Thierry Vincent, par sa gestique, par sa capacité vocale d’évocation du passage d’évolution d’une situation à une autre, nous fait toucher du doigt ce qui fait l’essence même d’un texte de Bukowski, l’oralité, c’est-à-dire qu’il est sonorité avant tout. En outre s’ajoute dans son dit, et cela passe aussi par sa gestuelle, une certaine distanciation, rassurez vous ni sociale ni physique. A ses cotés, le travail actoriel d’Elodie Tampon Lajariette se pace dans un contrepoint de celui de Thierry Vincent. Puissant, vous dis-je.
23 août 2020. Hier, la dernière des Contes d’apéro. Un feu d’artifice, pour nous rappeler que c’est l’art du comédien qui est au cœur du Théâtre. Et c’est le comédien Laurent Prevot qui nous l’a rappelé. Laurent Prevot, issu du conservatoire de Nice, je l’avais apprécié – le mot est faible- dans La Métamorphose. Ici il se sert – si j’ose ainsi m’exprimer – de « La jalousie du barbouillé », de Molière pour nous emmener dans l’enchantement que peut nous procurer une voix et un corps. « La jalousie du Barbouillé » est une farce non datée de Molière dans laquelle s’ébauche tous les grands thèmes de ses pièces futures. Le Barbouillé est marié avec Angélique. Mais il n’est pas satisfait de sa femme qui, dit-il, le fait enrager. Il demande au docteur son avis sur la façon de la punir….

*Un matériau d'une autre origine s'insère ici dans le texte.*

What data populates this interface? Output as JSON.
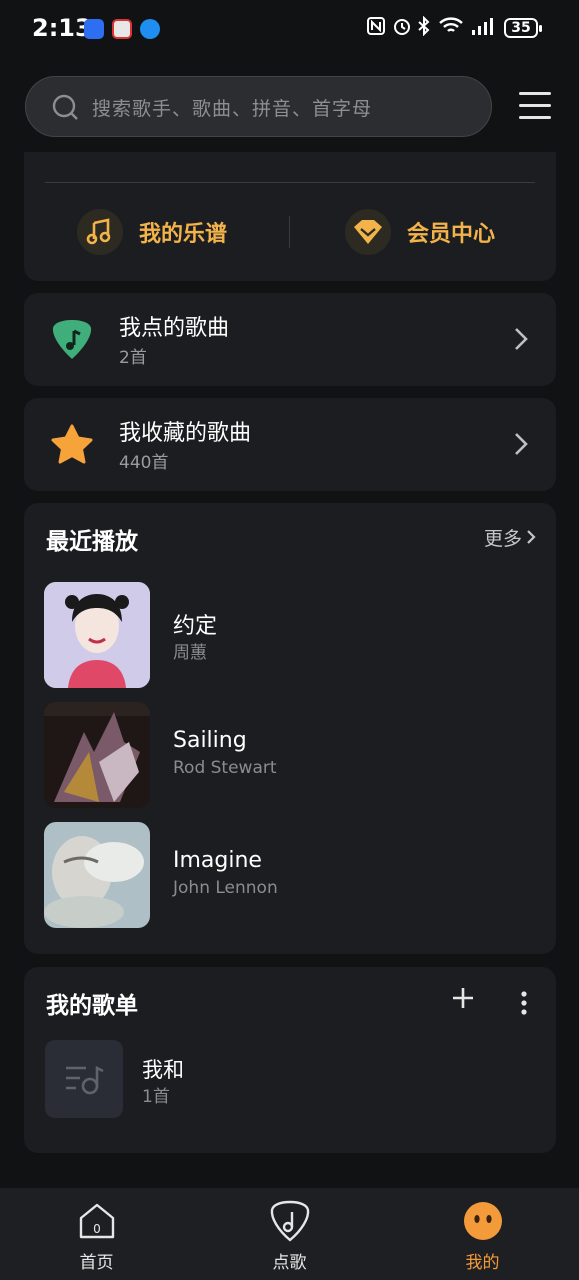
{
  "status_bar": {
    "time": "2:13",
    "battery": "35"
  },
  "search": {
    "placeholder": "搜索歌手、歌曲、拼音、首字母"
  },
  "quick_links": [
    {
      "label": "我的乐谱",
      "icon": "music-score-icon"
    },
    {
      "label": "会员中心",
      "icon": "vip-diamond-icon"
    }
  ],
  "list_cards": [
    {
      "title": "我点的歌曲",
      "count": "2首",
      "icon": "guitar-pick-icon"
    },
    {
      "title": "我收藏的歌曲",
      "count": "440首",
      "icon": "star-icon"
    }
  ],
  "recent": {
    "title": "最近播放",
    "more": "更多",
    "songs": [
      {
        "title": "约定",
        "artist": "周蕙"
      },
      {
        "title": "Sailing",
        "artist": "Rod Stewart"
      },
      {
        "title": "Imagine",
        "artist": "John Lennon"
      }
    ]
  },
  "playlists": {
    "title": "我的歌单",
    "items": [
      {
        "name": "我和",
        "count": "1首"
      }
    ]
  },
  "tabbar": {
    "tabs": [
      {
        "label": "首页",
        "icon": "home-icon"
      },
      {
        "label": "点歌",
        "icon": "song-request-icon"
      },
      {
        "label": "我的",
        "icon": "profile-face-icon"
      }
    ],
    "active": "我的"
  },
  "colors": {
    "accent_gold": "#f2b34a",
    "accent_orange": "#f39a3a",
    "pick_green": "#3fae7a",
    "star_orange": "#f6a43a"
  }
}
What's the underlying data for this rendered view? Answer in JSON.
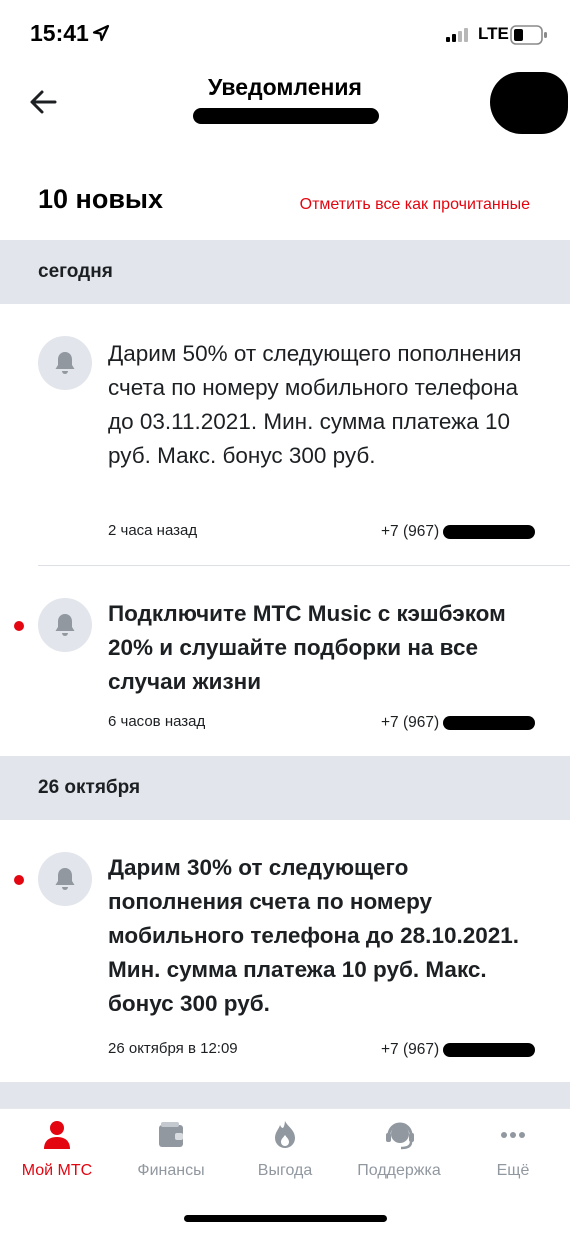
{
  "status_bar": {
    "time": "15:41",
    "network": "LTE",
    "icons": [
      "location-arrow-icon",
      "signal-bars-icon",
      "battery-icon"
    ]
  },
  "header": {
    "title": "Уведомления",
    "icons": [
      "back-arrow-icon"
    ]
  },
  "summary": {
    "new_count": "10 новых",
    "mark_all_label": "Отметить все как прочитанные"
  },
  "sections": [
    {
      "label": "сегодня",
      "notifications": [
        {
          "unread": false,
          "text": "Дарим 50% от следующего пополнения счета по номеру мобильного телефона до 03.11.2021. Мин. сумма платежа 10 руб. Макс. бонус 300 руб.",
          "time": "2 часа назад",
          "phone_prefix": "+7 (967)"
        },
        {
          "unread": true,
          "text": "Подключите МТС Music с кэшбэком 20% и слушайте подборки на все случаи жизни",
          "time": "6 часов назад",
          "phone_prefix": "+7 (967)"
        }
      ]
    },
    {
      "label": "26 октября",
      "notifications": [
        {
          "unread": true,
          "text": "Дарим 30% от следующего пополнения счета по номеру мобильного телефона до 28.10.2021. Мин. сумма платежа 10 руб. Макс. бонус 300 руб.",
          "time": "26 октября в 12:09",
          "phone_prefix": "+7 (967)"
        }
      ]
    }
  ],
  "tab_bar": {
    "tabs": [
      {
        "label": "Мой МТС",
        "icon": "person-icon",
        "active": true
      },
      {
        "label": "Финансы",
        "icon": "wallet-icon",
        "active": false
      },
      {
        "label": "Выгода",
        "icon": "flame-icon",
        "active": false
      },
      {
        "label": "Поддержка",
        "icon": "support-headset-icon",
        "active": false
      },
      {
        "label": "Ещё",
        "icon": "more-dots-icon",
        "active": false
      }
    ]
  },
  "colors": {
    "accent": "#e30611",
    "section_bg": "#e2e5eb",
    "inactive_icon": "#9198a0",
    "text": "#1d2023"
  }
}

En 45 minutes, Laurent Prevot visite la pièce de Molière (je n’ai pas dit l’horrible revisite) , toujours en énergie, dessine tous les personnages, contextualise, en profite, toujours dans le rythme, pour attire notre attention sur une particularité, mais tout ceci n’est qu’une farce, (« Le carnaval autorise cela », Le Malade Imaginaire, III 14), fait interagir des spectateurs, tout fait théâtre, un art de la métamorphose, bref un feu d’artifice, quelque part les trois coups d’une période théâtrale à venir. Que le spectacle commence !
Jacques Barbarin
Merci de cette magnifique gazette de ces précieux moments. Elle me redonne le sourire.